IX - THOMAS
Quand on est dans une mauvaise phase, on se dit toujours que ça ne peut pas être pire. Qu'à un moment, on attendra un palier infranchissable. Et si je pensais l'avoir largement dépassé lorsqu'Isa a tenté de partir pour la première fois, j'ai fait la plus grosse erreur de mon existence.
Je pensais que si elle ne m'avait pas quitté, c'est qu'elle ne devait pas le faire. Qu'elle était destinée à rester à mes côtés jusqu'à la fin. Qu'elle s'était rendue compte qu'elle avait une chance.
J'avais tout faux, sur toute la ligne.
J'ai eu une belle vie comparée à celle d'Hope. Je n'avais pas des parents très aimants mais j'ai passé mon enfance avec la plus amusante des femmes du monde qui m'a élevé comme ma mère. Je n'avais pas un quotidien très excitant mais malgré cela, j'avais Isa. Elle réhaussait tout, et dès que je la voyais, mon cœur faisait un bond dans ma poitrine et la situation passait de "ennuyante" à "exaltante".
Il me suffisait de l'apercevoir pour qu'elle égaye tout et me fasse sourire à m'en bloquer la mâchoire. Et c'est pour cela que quand elle a commencé à aller mal, mon bonheur m'a filé entre les doigts. Littéralement.
À présent, quand tu entrais dans une pièce, je remerciais Dieu que tu sois encore en vie et que tu n'aies pas cherché à repartir. Je remerciais le monde entier que tu me fasses don de ta présence, ne serait-ce qu'on jour de plus, et j'espérais que tu serais toujours là le lendemain.
Tu avais effacé toutes mes inquiétudes avant de les faire revenir au galop.
Alors j'ai voulu te retenir. Trouver un moyen de te raccrocher définitivement à cette Terre même quand au plus profond de mon être je savais que c'était impossible.
Je t'ai demandé en mariage.
Et encore aujourd'hui, je ne le regrette pas.
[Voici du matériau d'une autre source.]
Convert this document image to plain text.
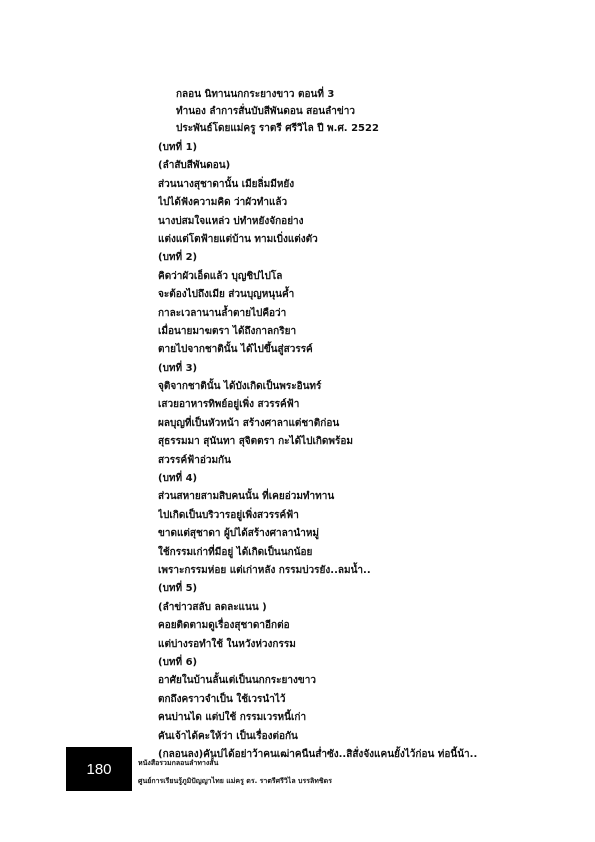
กลอน นิทานนกกระยางขาว ตอนที่ 3
ทำนอง ลำการสั่นบับสีพันดอน สอนลำข่าว
ประพันธ์โดยแม่ครู ราตรี ศรีวิไล ปี พ.ศ. 2522
(บทที่ 1)
(ลำสับสีพันดอน)
ส่วนนางสุชาดานั้น เมียลิ่มมีหยัง
ไปได้ฟังความคิด ว่าผัวทำแล้ว
นางบ่สมใจแหล่ว บ่ทำหยังจักอย่าง
แต่งแต่โตฟ้ายแต่บ้าน ทามเบิ่งแต่งตัว
(บทที่ 2)
คิดว่าผัวเอ็ดแล้ว บุญชิปไปโล
จะต้องไปถึงเมีย ส่วนบุญหนุนค้ำ
กาละเวลานานล้ำตายไปคือว่า
เมื่อนายมาฆตรา ได้ถึงกาลกริยา
ตายไปจากชาตินั้น ได้ไปขึ้นสู่สวรรค์
(บทที่ 3)
จุติจากชาตินั้น ได้บังเกิดเป็นพระอินทร์
เสวยอาหารทิพย์อยู่เพิ่ง สวรรค์ฟ้า
ผลบุญที่เป็นหัวหน้า สร้างศาลาแต่ชาติก่อน
สุธรรมมา สุนันทา สุจิตตรา กะได้ไปเกิดพร้อม
สวรรค์ฟ้าอ่วมกัน
(บทที่ 4)
ส่วนสหายสามสิบคนนั้น ที่เคยอ่วมทำทาน
ไปเกิดเป็นบริวารอยู่เพิ่งสวรรค์ฟ้า
ขาดแต่สุชาดา ผู้บ่ได้สร้างศาลานำหมู่
ใช้กรรมเก่าที่มีอยู่ ได้เกิดเป็นนกน้อย
เพราะกรรมห่อย แต่เก่าหลัง กรรมบ่วรยัง..ลมน้ำ..
(บทที่ 5)
(ลำข่าวสลับ ลดละแนน )
คอยติดตามดูเรื่องสุชาดาอีกต่อ
แต่บ่างรอทำใช้ ในหวังห่วงกรรม
(บทที่ 6)
อาศัยในบ้านลั้นเต่เป็นนกกระยางขาว
ตกถึงคราวจำเป็น ใช้เวรนำไว้
คนบ่านได แต่บ่ใช้ กรรมเวรหนี้เก่า
คันเจ้าได้คะให้ว่า เป็นเรื่องต่อกัน
(กลอนลง)คันบ่ได้อย่าว้าคนเฒ่าคนืนส่ำซัง..สิสั่งจังแคนยั้งไว้ก่อน ท่อนี้น้า..
180	หนังสือรวมกลอนลำทางสั้น
ศูนย์การเรียนรู้ภูมิปัญญาไทย แม่ครู ดร. ราตรีศรีวิไล บรรลิทชิดร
Parce que je sais que si je ne l'avais pas fait, même si nous n'avons pas pu nous marier, je regretterais aujourd'hui de ne pas avoir utilisé tous les moyens en ma possession pour te sauver.
Et même si nous n'avons été fiancés que quelques semaines, j'ai eu un aperçu de ce qu'aurait pu être une vie à tes côtés. Ta présence me suffisait, même si elle était devenue bien moins rayonnante qu'avant. Je t'aimais de tout mon cœur et je refusais de te lâcher.
Alors quand la demande en mariage n'a pas suffi, j'ai sombré.
J'ai sombré, à tes côtés.
Je crois que c'est ça qui a été le déclic pour toi. Qui t'a fait faire ton choix de partir définitivement. Qui t'a fait renoncer pour de bon à la vie.
Parce que tu avais beau être au fond du gouffre, tu restais la personne la plus généreuse que j'ai jamais rencontré. La personne la plus humble et la plus fondamentalement gentille.
Peut-être que ça qui t'a perdu au final. Le fait d'être trop gentil. Parce que s'il y a quelque chose que j'ai découvert avec les années, c'est que la vie, c'est une putain de guerre.
Des batailles qui s'enchainent. Certains disent que c'est un cadeau et c'est vrai, mais c'est un cadeau qu'il faut mériter, en se battant avec toute notre âme et toutes nos tripes.
Et même si on ne dirait pas, seuls les plus forts en réchappent.
Tu étais forte, Isabella, n'en doute pas. Mais peut-être simplement pas assez pour toutes les épreuves que la vie t'a balancées à la gueule.
Mais tu as su les affronter de la plus belle des manières possibles. Même quand tu te savais en train de dépérir et de sombrer, tu continuais à me réconforter, à m'aimer, à penser à moi. Et c'est ainsi que tu as fait le choix de partir. Le choix de cesser de lutter contre ton destin.
Pour moi.
Quand on y repense, c'est fou ce qu'on peut faire par amour, non ?
On dit qu'on peut déplacer des montagnes. Tu as fait tellement plus.
Tu as choisi de sacrifier tes dernières semaines à vivre sur Terre pour que j'en ai plus. Et je pense qu'au fond de toi, tu savais. Tu savais que tu ne pouvais pas être sauvée, comme tu me l'as si bien dit une fois. Et tu savais que si j'essayais, je n'allais pas en réchapper.
Alors tu as fait ce choix. Et j'appelle cela un choix car je sais que tu aurais aimé que je dise cela. Que je rappelle que tu t'es battue jusqu'à la fin de tes jours et que tu n'as jamais abandonné. Que tu n'as pas cédé.
Certes, tu es partie. Mais ça a été et restera ta décision.
Et je pense que rien que ça montre le courage dont tu as fait preuve.
Tu t'es sacrifiée, pour me permettre de vivre.